Dublin is always going to be appealing to companies and employees for a whole swathe of business, financial and employee hire and retention reasons. But Dublin is becoming increasingly problematic with its costs, congestion, and housing issues. And it already is jam-packed with companies as well as electricity-needy data centres of the sort Apple was proposing for Athenry.
Getting a big-name company such as Apple outside Dublin and Cork and into an underdeveloped, big growth-potential area such as Athenry – especially with a state-of-the-art green energy facility – would have put a shiny gloss on national strategy and created an exemplar regional development project. This would have been a significant plus for attracting other companies into this and other regions, even if a data centre alone promised far more short-term construction jobs than actual facility jobs.
As with Cork, where Apple goes, others tend to follow. It is a huge loss.
Of course, citizens must have the right to challenge planning decisions. But this particular, messy effort highlighted the State’s problems with slow, parochial planning processes that have long been unfit for purpose.
US companies will hardly strike the State off their FDI location list on the basis of this one big stumble.

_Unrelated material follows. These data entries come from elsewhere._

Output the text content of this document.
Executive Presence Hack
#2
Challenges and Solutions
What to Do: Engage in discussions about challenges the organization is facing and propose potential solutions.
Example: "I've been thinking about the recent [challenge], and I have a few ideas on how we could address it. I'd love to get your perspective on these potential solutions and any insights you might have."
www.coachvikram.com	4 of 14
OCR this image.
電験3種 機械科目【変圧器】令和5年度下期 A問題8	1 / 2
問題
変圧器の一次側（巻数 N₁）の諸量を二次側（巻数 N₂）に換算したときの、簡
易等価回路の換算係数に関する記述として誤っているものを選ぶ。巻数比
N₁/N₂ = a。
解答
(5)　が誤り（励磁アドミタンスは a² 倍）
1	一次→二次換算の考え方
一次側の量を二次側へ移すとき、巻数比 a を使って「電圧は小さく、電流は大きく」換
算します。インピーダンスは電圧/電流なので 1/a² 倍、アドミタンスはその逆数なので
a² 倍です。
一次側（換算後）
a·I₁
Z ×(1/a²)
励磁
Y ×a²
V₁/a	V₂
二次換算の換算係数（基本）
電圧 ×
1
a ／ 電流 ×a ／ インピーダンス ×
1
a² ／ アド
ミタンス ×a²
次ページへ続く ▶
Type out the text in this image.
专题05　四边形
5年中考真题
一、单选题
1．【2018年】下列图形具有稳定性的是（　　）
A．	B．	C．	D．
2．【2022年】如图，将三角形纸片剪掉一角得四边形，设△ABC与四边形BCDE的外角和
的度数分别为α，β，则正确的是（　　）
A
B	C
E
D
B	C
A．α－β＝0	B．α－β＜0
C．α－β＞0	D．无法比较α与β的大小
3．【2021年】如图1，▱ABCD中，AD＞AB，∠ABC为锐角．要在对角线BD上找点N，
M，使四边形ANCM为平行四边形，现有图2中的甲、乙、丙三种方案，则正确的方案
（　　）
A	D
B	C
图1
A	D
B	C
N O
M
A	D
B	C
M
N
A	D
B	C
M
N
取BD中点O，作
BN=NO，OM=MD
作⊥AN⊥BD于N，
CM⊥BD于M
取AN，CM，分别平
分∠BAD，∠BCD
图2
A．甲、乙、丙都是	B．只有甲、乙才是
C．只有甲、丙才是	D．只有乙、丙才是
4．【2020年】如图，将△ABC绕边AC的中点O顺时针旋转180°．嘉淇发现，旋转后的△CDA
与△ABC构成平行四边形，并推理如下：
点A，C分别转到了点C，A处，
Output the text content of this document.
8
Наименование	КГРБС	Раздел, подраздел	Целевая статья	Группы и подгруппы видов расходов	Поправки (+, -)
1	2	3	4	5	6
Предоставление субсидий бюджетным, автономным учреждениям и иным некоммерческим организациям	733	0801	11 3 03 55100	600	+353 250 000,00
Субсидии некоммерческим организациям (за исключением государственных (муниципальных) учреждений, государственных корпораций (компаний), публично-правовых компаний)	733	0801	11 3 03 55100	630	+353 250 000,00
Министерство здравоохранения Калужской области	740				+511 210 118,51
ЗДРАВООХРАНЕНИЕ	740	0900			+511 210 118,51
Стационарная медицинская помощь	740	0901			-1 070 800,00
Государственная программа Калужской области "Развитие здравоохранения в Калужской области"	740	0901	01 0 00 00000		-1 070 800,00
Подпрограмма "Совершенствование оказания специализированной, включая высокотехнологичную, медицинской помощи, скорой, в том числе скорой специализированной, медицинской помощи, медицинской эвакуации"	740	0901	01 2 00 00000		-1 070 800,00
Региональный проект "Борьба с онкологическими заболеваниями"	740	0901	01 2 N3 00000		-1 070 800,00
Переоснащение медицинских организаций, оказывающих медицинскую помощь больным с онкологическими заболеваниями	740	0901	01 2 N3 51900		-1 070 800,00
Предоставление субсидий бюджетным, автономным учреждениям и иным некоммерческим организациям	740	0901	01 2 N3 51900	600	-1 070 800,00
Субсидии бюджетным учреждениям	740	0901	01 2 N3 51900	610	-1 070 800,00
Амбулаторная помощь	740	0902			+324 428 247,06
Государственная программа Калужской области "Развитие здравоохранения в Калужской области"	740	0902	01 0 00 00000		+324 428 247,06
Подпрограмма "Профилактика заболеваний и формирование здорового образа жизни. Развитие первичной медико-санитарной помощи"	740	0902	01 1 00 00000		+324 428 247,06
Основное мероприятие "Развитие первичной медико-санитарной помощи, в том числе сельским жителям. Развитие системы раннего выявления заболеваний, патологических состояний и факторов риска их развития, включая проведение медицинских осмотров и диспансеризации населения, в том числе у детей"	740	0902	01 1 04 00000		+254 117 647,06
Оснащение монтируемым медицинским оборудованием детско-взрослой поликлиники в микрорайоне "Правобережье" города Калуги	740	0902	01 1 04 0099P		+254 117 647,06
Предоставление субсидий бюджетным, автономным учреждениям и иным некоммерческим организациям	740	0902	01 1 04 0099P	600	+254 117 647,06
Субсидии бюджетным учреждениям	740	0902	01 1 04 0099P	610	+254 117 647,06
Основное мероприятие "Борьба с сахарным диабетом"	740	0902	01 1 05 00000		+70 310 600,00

And a data centre is not a typical investment, either, as it requires a large chunk of land, specialised infrastructure, and major support from the national grid – a much greater planning impact than the majority of facilities.
But, unfortunately for regional development, it will certainly cause US companies to be more wary when the Government tries to lure them – as it should and must – to look at regions outside Dublin for investment.
And while Ireland’s strong brand image, especially in the US, will not be undone by a single setback, any repeat could create a potential longer-term issue for the State and its agencies.
Even if the planning process issues here are addressed, as the Government has promised they will be, it is the fact of the rejection that will remain foremost in the US business mind for some time to come.